Poisson : du choix mais à quelle fréquence ? (©DR).
C'est ce que certains professionnels appellent un "paradoxe nutritionnel" : le poisson reste l'une des meilleures sources de nutriments au monde, mais il peut aussi être un vecteur de polluants environnementaux qui peuvent impacter notre santé de consommateur. Quelques pistes pour y voir plus clair…
Voici un plan pour comprendre l'impact des métaux lourds et faire les bons choix à l'étal du poissonnier.
Pourquoi trouve-t-on des métaux lourds dans le poisson ?
Le principal polluant concerné est le méthylmercure.
Voici ci-dessous deux principes qui gère la présence de métaux lourds dans le corps des poissons issus de nos mers :
La bioaccumulation : le mercure présent dans l'eau est absorbé par les micro-organismes, puis par les petits poissons, et ainsi de suite le long de la chaîne alimentaire.
La règle d'or : plus un poisson est gros, âgé et prédateur (il mange d'autres poissons), plus il accumule de métaux lourds dans sa chair au fil des années.
L'impact sur la santé
Les métaux lourds ne sont pas éliminés facilement par l'organisme et peuvent s'accumuler.
Système nerveux : le mercure est une neurotoxine. À haute dose, il peut affecter les fonctions cognitives et la coordination.
Développement fœtal : c'est le point le plus critique. Le système nerveux en développement des fœtus et des jeunes enfants est extrêmement sensible au mercure.

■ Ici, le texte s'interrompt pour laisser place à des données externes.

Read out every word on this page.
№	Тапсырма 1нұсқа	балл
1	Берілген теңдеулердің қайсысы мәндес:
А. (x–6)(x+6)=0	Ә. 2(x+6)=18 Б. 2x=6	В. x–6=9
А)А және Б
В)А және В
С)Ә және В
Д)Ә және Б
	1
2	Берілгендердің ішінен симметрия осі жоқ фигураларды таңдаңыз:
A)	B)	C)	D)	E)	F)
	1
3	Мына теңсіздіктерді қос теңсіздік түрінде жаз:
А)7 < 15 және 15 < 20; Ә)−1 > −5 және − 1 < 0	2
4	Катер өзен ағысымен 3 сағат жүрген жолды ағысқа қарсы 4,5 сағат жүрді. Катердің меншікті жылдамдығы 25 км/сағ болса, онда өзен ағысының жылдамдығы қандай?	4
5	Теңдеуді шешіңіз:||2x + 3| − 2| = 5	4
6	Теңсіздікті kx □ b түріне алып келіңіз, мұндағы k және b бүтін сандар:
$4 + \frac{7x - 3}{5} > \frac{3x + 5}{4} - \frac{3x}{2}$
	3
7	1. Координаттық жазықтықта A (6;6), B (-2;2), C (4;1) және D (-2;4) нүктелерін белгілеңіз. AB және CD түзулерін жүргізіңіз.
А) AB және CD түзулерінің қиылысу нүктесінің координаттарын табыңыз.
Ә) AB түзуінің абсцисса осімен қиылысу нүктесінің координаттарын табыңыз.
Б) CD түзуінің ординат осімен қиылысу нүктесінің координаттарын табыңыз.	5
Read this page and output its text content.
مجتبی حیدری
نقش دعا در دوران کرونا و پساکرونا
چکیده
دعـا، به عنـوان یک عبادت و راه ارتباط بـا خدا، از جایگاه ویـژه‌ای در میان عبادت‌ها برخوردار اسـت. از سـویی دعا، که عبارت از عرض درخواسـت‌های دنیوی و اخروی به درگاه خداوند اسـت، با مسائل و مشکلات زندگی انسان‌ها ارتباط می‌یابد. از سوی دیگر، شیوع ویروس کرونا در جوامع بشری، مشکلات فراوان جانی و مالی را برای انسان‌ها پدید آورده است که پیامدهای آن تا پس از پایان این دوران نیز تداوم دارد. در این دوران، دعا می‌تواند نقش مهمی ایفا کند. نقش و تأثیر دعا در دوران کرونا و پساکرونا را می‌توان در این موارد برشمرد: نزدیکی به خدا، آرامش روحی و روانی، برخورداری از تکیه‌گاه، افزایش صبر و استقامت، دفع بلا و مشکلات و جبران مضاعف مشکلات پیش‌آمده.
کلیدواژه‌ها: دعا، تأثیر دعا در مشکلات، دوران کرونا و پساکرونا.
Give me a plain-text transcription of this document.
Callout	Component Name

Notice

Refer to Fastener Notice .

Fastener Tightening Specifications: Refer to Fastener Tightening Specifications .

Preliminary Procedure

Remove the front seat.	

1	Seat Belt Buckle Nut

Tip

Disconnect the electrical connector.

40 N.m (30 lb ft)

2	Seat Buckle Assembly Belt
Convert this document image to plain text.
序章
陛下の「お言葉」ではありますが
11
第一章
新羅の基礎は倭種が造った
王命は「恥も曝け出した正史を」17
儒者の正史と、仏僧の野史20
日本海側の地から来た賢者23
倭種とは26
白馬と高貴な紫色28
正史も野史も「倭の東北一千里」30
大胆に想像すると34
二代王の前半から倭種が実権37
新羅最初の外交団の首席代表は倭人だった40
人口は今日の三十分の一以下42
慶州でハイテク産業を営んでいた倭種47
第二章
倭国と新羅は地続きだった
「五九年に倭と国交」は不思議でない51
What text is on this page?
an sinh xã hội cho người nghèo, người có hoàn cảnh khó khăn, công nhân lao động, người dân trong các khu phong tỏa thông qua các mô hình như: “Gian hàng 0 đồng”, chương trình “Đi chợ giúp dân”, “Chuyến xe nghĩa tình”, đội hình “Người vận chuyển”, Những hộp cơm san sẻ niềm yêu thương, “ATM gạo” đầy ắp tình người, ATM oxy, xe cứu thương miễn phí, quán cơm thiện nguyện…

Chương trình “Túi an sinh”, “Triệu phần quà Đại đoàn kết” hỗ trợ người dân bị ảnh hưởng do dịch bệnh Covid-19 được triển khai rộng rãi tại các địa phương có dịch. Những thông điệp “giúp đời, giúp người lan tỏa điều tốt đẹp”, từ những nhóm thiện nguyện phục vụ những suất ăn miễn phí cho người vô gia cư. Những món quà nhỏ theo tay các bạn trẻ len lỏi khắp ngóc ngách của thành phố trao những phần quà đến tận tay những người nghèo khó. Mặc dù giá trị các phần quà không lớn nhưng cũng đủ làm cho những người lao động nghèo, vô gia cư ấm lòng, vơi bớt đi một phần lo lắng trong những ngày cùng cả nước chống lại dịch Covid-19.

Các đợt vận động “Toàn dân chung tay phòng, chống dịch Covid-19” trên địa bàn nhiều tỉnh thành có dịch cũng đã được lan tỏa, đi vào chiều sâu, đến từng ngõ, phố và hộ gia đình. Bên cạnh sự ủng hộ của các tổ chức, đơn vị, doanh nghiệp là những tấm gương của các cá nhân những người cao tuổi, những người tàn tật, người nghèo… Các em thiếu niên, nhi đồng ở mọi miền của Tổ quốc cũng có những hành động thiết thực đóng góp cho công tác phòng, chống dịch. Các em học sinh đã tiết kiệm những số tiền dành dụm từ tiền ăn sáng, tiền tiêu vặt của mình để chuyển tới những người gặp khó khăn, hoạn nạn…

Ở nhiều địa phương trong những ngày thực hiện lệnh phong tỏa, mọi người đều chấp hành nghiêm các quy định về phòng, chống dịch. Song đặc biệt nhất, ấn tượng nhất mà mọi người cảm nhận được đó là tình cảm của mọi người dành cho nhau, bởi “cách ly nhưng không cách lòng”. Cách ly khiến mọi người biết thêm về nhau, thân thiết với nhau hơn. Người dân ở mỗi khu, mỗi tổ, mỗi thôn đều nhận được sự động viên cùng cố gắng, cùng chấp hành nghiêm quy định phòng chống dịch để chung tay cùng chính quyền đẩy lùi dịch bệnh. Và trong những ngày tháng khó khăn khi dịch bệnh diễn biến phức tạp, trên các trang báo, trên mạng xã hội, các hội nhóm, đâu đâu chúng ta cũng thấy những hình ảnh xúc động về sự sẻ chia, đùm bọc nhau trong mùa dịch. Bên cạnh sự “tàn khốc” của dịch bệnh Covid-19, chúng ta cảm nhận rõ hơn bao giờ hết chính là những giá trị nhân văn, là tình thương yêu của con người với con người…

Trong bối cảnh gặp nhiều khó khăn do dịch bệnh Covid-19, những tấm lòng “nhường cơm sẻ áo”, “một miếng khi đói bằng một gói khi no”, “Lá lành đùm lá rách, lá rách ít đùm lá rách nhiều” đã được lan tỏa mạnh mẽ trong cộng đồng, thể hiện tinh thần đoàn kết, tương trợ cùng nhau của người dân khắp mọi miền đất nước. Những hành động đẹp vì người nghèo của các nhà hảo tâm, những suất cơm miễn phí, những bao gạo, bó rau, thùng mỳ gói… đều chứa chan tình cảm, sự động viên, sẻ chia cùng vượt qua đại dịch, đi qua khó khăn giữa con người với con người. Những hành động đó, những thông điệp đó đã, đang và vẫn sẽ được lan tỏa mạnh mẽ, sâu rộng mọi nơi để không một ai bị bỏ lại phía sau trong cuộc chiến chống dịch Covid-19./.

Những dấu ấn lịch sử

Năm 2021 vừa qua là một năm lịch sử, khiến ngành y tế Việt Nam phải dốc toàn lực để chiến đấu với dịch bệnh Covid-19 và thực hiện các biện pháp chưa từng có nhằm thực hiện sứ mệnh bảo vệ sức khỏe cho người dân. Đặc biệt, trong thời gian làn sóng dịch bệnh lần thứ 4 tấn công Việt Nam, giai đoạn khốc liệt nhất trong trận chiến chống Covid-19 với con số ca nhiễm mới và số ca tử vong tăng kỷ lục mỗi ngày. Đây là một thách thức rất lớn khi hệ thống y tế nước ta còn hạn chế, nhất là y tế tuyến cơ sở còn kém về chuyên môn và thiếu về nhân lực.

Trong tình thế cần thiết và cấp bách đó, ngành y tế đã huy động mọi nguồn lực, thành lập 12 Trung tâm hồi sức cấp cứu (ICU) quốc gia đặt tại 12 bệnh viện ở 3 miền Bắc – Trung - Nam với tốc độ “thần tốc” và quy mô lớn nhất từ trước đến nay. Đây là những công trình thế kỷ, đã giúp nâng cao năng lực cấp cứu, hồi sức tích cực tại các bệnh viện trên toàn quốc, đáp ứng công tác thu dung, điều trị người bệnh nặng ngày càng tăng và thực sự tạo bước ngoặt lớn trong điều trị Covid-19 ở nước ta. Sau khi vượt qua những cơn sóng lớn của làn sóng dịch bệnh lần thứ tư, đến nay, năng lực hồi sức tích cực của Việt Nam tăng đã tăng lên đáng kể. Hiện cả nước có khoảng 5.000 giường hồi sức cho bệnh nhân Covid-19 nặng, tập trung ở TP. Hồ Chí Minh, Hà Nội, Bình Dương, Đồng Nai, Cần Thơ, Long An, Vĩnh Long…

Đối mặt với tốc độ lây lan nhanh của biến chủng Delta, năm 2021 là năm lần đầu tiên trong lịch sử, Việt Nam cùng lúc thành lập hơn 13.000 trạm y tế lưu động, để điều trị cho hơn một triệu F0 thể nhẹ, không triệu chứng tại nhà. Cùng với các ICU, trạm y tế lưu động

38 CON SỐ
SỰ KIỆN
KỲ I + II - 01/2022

Le contrepoids : heureusement, le poisson contient aussi du sélénium, un minéral qui aide naturellement l'organisme à neutraliser une partie de la toxicité du mercure.
Quels poissons privilégier ?
La science actuelle recommande de privilégier les petits poissons en bas de la chaîne alimentaire, car ils n'ont pas eu le temps d'accumuler de polluants. L'acronyme mnémotechnique SMASH est très utile :
Sardines
Maquereaux
Anchois
Saumon (sauvage ou de filières contrôlées)
Harengs
Le bénéfice : ces poissons sont les plus riches en oméga-3 et les plus pauvres en métaux lourds. C'est le ratio santé idéal.
Quels poissons limiter ou éviter ?
Ce sont les "super-prédateurs". Les autorités de santé recommandent d'en limiter fortement la consommation, surtout pour les femmes enceintes et les enfants.
À éviter/limiter fortement : espadon, eequin, siki, marlin.
À consommer avec modération (max 1 fois par semaine) : thon (toutes espèces), raie, dorade, lotte, bar.
Pour un équilibre parfait
Voici les recommandations officielles pour profiter des bienfaits du poisson (cœur, cerveau, vision) sans prendre de risques :
La fréquence : consommer du poisson 2 fois par semaine.
La diversité : varier les espèces et les lieux d'approvisionnement.
L'alternance : consommer un poisson gras (riche en Oméga-3 comme la sardine) et un poisson dit "maigre" (cabillaud, colin, sole).
En résumé, le tableau des bons choix
| Niveau de risque | Espèces | Fréquence conseillée |
| Très faible | sardine, maquereau, hareng, anchois, truite | privilégier (2x/semaine) |
| Modéré | thon, cabillaud, bar, dorade | occasionnel |
| Élevé | espadon, requin | rare ou à éviter |
Note importante :
Si vous consommez principalement des petits poissons, les bénéfices pour votre santé cardiovasculaire et cérébrale l'emportent largement sur les risques liés aux polluants.